Сквозь толпу плыло лакированное кепи полицейского.
Человек в шарфе был уже далеко. Он шел быстро и не оглядывался. Ему начали попадаться навстречу лакированные кепи все чаще и чаще. Иногда они стояли кучками и совещались. Впереди, видимо, происходило не совсем обыкновенное. За углом на маленькой площади человек в шарфе остановился. Площадь была захвачена демонстрацией. Человек вгляделся в ряды. Это были птицы его полета. Это шли безработные, подняв плакаты, которые он оставил без внимания. Не в первый раз он видел их и очень хорошо знал, что там пишется. Он еще знал, как трещат палки плакатов, когда их ломают полицейские, он даже знал, какой след оставляет резиновая палка на плечах и на спине. Полицейские сжали демонстрантов с боков. Демонстранты двигались тихо и мрачно, точно копили силу. На всех лицах недоедание поставило свой штамп. И в белизне электрического света иные закрывали глаза от слабости. Полицейские шли по сторонам, как конвоиры, точно они взяли в плен враждебную армию и отводили ее за проволоку в глубокий тыл. Прохожие останавливались немногие. Они уже привыкли. Иные женщины в рядах вели за руку детей. В середине процессии кто-то закричал, нельзя было разобрать, что крикнули. Потом возникло некоторое движение, точно в толпу упал камень и все спрашивали друг друга, куда он упал. Потом раздалось несколько голосов, люди пели хриплыми, но уверенными голосами. Человек в шарфе слушал ухмыляясь. Словно его радовали:
In der Welt muss das Prolet"arheer dienen nur dem Profit…— Как будто так и есть, — сказал человек. Полицейские подняли и опустили палки. Песню подхватили с края. Она шла над толпой, повергая плакаты в некую дрожь. Плакаты бледнели перед словами песни, ударявшими на них сверху:
Doch in unserer UdSSR klingt uns ein neues Lied, klingt von unserer gewaltlgen Kraft, der sozialistischen Planwirtschaft.Внезапно передние ряды прорвали полицейскую цепь. Поднялся крик. Толпа напоминала крутую кашу, в которой мешают ложкой, не очень стесняясь. Среди крика и беспорядочного шума несколько здоровых глоток продолжали вести огненную линию песни:
Von unserem Willen zum Sieg! zum Sieg!…Передние ряды прорвались в ту улицу, в какую хотели. Лакированные кепи перегруппировывались. Плакаты качались уже как знамена. Можно было уже драться за эти палки и за эту материю, отстаивая их неприкосновенность.

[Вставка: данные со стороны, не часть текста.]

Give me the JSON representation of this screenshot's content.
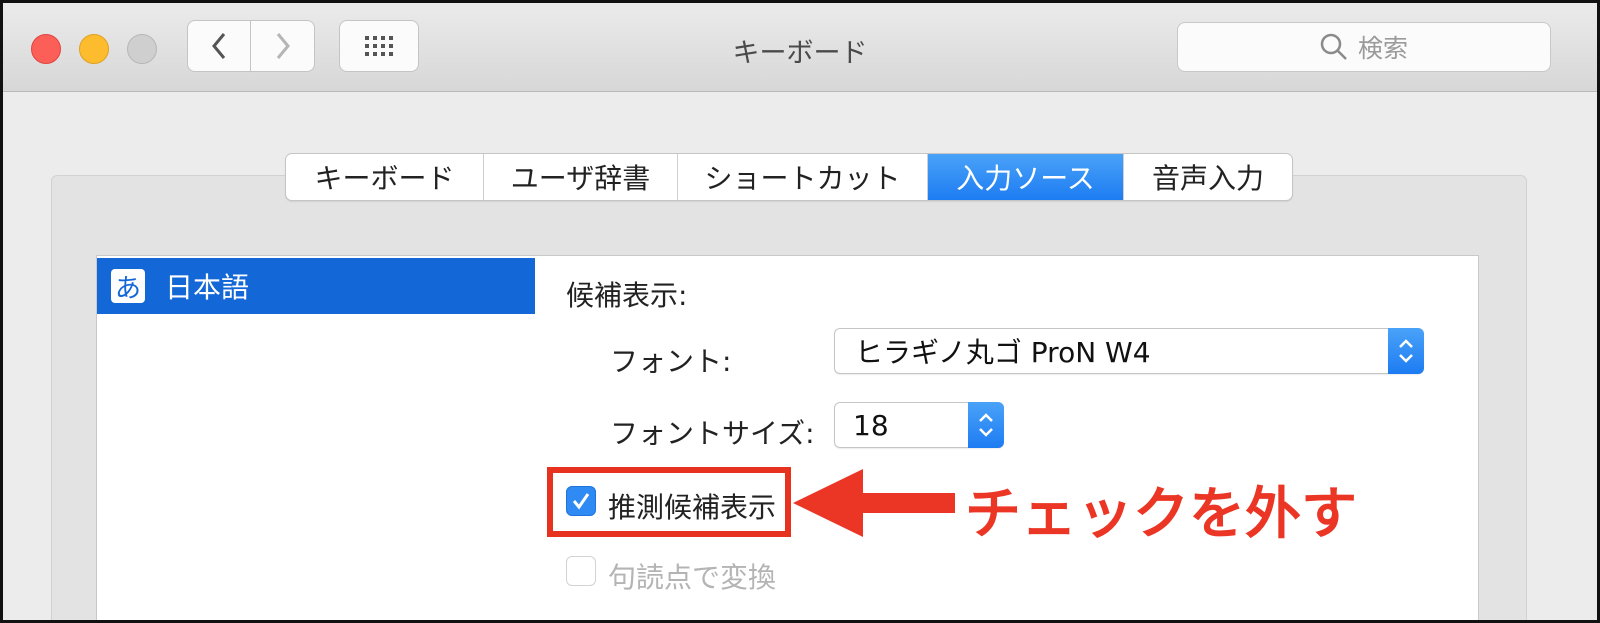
{
  "window": {
    "title": "キーボード"
  },
  "search": {
    "placeholder": "検索"
  },
  "tabs": [
    {
      "label": "キーボード",
      "active": false
    },
    {
      "label": "ユーザ辞書",
      "active": false
    },
    {
      "label": "ショートカット",
      "active": false
    },
    {
      "label": "入力ソース",
      "active": true
    },
    {
      "label": "音声入力",
      "active": false
    }
  ],
  "source_list": [
    {
      "icon": "あ",
      "label": "日本語",
      "selected": true
    }
  ],
  "detail": {
    "section_label": "候補表示:",
    "font_label": "フォント:",
    "font_value": "ヒラギノ丸ゴ ProN W4",
    "font_size_label": "フォントサイズ:",
    "font_size_value": "18",
    "predictive_label": "推測候補表示",
    "predictive_checked": true,
    "punctuation_label": "句読点で変換",
    "punctuation_checked": false,
    "punctuation_enabled": false
  },
  "annotation": {
    "text": "チェックを外す",
    "color": "#ec3625"
  },
  "colors": {
    "accent": "#1d7cf2",
    "selection": "#1367d6",
    "close": "#fc5f57",
    "minimize": "#fdbc2e",
    "zoom": "#cfcfcf"
  }
}
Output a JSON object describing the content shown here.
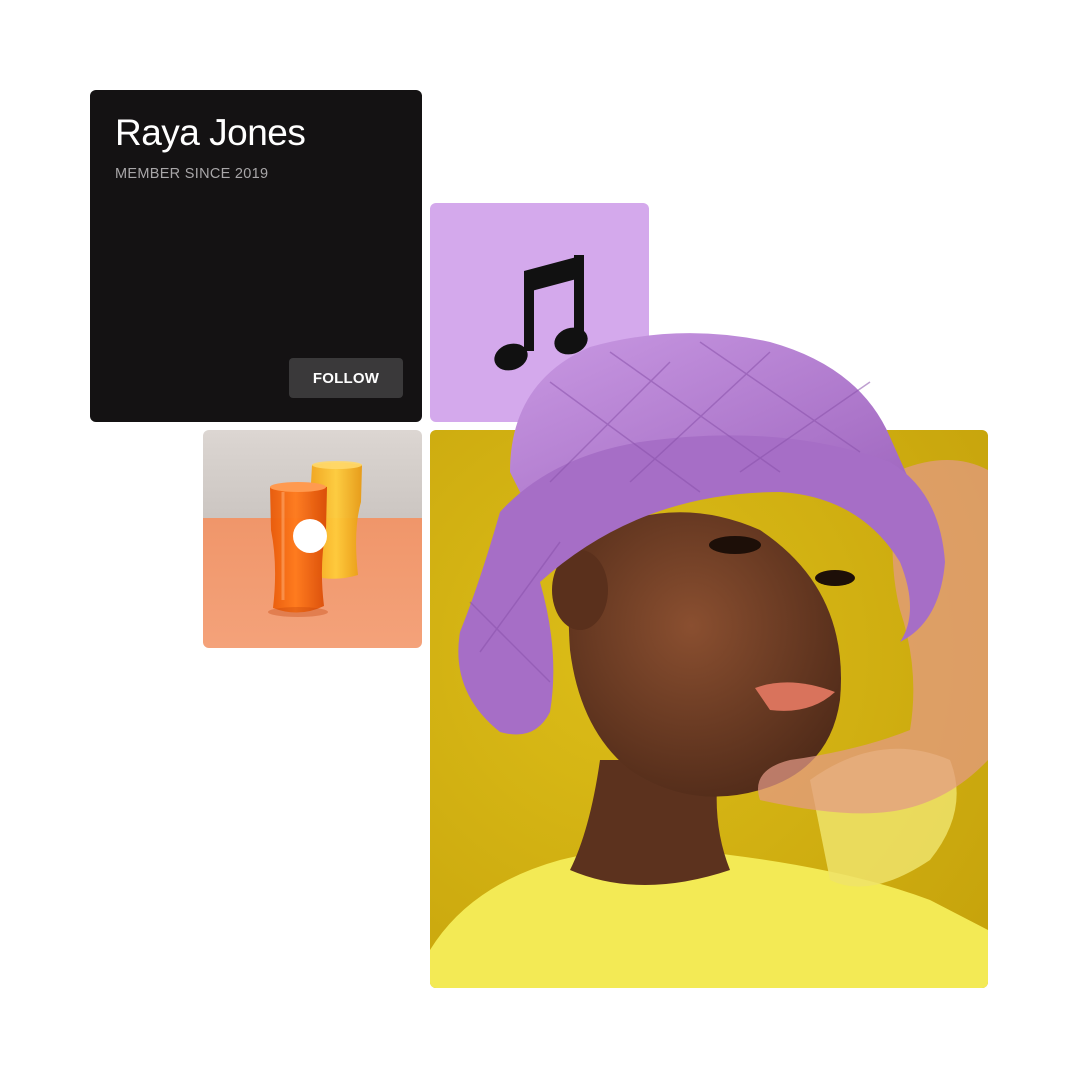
{
  "profile": {
    "name": "Raya Jones",
    "member_since": "MEMBER SINCE 2019",
    "follow_label": "FOLLOW"
  },
  "tiles": {
    "music": {
      "icon": "music-note-icon",
      "background": "#d4a9ec"
    },
    "glasses": {
      "image": "orange-glasses-photo",
      "marker_icon": "white-dot-icon"
    },
    "portrait": {
      "image": "portrait-photo"
    }
  },
  "colors": {
    "card_bg": "#141213",
    "button_bg": "#3a393a",
    "lavender": "#d4a9ec",
    "mustard": "#d4b412"
  }
}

— Они будут стрелять! — закричала женщина.
— Ну, ну, — сказал человек в шарфе, — это они умеют.
M"ogen die Kapitalisten auch schrein, das soil unsere Parole sein in der Sowjetrepublik…Пел уже один голос, и едва он кончил, как десятки голосов подхватили и понесли припев:
Ran! ran! alle Mann ran! mit dem Traktor, ran mit Rahn und Krahn! ran! ran! alle Mann ran! an dem F"unfjahresplan! [35]35
Во всем мире пролетарская армия должна служить только наживе, но в нашем СССР звучит нам новая песня, звучит о нашей мощной силе социалистического планового хозяйства, о нашей воле к победе! Пускай кричат капиталисты, наш пароль должен быть в Советской республике: вперед, вперед, все вперед с тракторами, с дорогами, с подъемными кранами вперед, вперед, все вперед, к пятилетнему плану.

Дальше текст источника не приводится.